Avant, on parlait de psychoses maniaco-dépressives, une appellation plutôt péjorative qui évoquait la folie. Mais ça, c'était avant. «En termes de communication, l'appellation de troubles bipolaires, qui n'existait pas il y a trente ans, a une meilleure image, mais c'est une notion un peu fourre-tout», décrypte le Dr Samuel Lepastier, psychiatre et directeur de recherche à l'université Paris-Diderot. A l'époque, une personne était diagnostiquée maniaco-dépressive «lorsque ses accès d'euphorie ou de dépression étaient extrêmement affirmés. Désormais, la notion de troubles bipolaires est plus large», explique-t-il.

Plus large, et plus complexe, au point que les symptômes peuvent parfois ressembler à ceux de la seule dépression, ou encore de la schizophrénie. Aujourd'hui, on estime à 40% le nombre de personnes diagnostiquées dépressives et qui sont en réalité des bipolaires qui s'ignorent.

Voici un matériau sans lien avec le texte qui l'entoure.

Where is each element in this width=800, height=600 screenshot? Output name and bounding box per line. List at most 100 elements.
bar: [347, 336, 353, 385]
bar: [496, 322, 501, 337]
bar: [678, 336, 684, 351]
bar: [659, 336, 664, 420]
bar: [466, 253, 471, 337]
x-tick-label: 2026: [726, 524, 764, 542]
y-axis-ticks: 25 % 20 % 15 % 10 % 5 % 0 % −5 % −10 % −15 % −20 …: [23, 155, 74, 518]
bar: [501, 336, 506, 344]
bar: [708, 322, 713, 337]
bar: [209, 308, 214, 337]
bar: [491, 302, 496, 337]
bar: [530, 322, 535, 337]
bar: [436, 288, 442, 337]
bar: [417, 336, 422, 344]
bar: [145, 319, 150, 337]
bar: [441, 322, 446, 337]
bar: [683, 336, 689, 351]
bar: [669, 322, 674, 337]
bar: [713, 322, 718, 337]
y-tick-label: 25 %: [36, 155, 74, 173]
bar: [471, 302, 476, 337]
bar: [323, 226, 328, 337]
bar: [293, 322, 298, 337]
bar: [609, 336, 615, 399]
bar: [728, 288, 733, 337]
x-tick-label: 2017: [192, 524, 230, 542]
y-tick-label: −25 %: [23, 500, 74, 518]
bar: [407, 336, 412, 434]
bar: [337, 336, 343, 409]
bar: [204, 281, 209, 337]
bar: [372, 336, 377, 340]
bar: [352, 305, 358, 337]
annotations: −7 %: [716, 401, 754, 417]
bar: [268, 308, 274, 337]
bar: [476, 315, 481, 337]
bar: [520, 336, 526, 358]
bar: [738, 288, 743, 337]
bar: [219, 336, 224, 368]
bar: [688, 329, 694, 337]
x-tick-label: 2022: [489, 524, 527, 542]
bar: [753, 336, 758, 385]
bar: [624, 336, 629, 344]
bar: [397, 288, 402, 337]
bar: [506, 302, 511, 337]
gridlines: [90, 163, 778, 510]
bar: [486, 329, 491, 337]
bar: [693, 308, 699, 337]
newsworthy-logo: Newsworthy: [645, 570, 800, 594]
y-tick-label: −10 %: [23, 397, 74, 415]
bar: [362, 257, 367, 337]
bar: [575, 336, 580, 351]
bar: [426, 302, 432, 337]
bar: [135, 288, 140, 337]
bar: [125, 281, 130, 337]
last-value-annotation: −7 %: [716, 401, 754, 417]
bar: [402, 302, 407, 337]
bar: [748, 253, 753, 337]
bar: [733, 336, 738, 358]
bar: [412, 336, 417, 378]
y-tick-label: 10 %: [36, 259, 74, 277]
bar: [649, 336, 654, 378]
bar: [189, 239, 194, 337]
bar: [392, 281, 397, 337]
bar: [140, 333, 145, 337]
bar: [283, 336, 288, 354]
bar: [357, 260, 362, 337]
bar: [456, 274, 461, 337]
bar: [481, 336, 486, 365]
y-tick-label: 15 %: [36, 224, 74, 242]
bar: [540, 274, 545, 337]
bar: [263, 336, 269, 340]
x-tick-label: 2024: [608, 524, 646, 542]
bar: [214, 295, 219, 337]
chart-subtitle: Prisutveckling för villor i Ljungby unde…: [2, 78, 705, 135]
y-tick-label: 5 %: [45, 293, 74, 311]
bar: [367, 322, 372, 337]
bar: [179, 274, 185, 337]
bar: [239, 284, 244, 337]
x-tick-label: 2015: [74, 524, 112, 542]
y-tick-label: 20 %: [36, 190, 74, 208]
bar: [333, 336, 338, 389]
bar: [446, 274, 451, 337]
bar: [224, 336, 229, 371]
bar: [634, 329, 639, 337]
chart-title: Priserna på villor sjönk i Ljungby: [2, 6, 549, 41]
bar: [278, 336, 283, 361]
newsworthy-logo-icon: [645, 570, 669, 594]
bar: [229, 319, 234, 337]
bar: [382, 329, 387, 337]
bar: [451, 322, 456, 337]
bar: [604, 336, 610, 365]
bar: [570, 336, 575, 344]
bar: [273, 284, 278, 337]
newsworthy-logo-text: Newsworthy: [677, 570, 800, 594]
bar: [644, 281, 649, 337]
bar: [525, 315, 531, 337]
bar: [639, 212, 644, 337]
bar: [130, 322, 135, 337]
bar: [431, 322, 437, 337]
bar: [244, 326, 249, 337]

Attention au surdiagnostic

L'autre risque, c'est de voir des bipolaires là où il n'y en a pas. Aux Etats-Unis, une vague de surdiagnostics déferle: on y recense cinquante fois plus de cas de troubles bipolaires qu'il y a seulement vingt ans. En France, si la maladie est sous-évaluée, avec un délai de diagnostic et de prise en charge qui peut atteindre dix ans, la carte de la bipolarité commence à être brandie de plus en plus. Parfois sous l'impulsion même des patients, qui s'auto-diagnostiquent bipolaires, à tort.

«Aujourd'hui, certains imaginent souffrir de bipolarité parce qu'ils lisent les symptômes de la maladie et s'y reconnaissent. Mais ce n'est pas parce qu'on est un peu plus sensible que la moyenne ou que l'on traverse une mauvaise passe qu'on est bipolaire», précise le Dr Lepastier. Un hyperactif, pas plus qu'un hypersensible ou un dépressif, n'est pas bipolaire pour autant. Le diagnostic, qui «s'appuie sur les déclarations et le ressenti du patient, laisse une grande part au subjectif. Il est difficile à poser», indique le psychiatre. «Le mot d'ordre, assure le médecin, est de ne pas précipiter le diagnostic».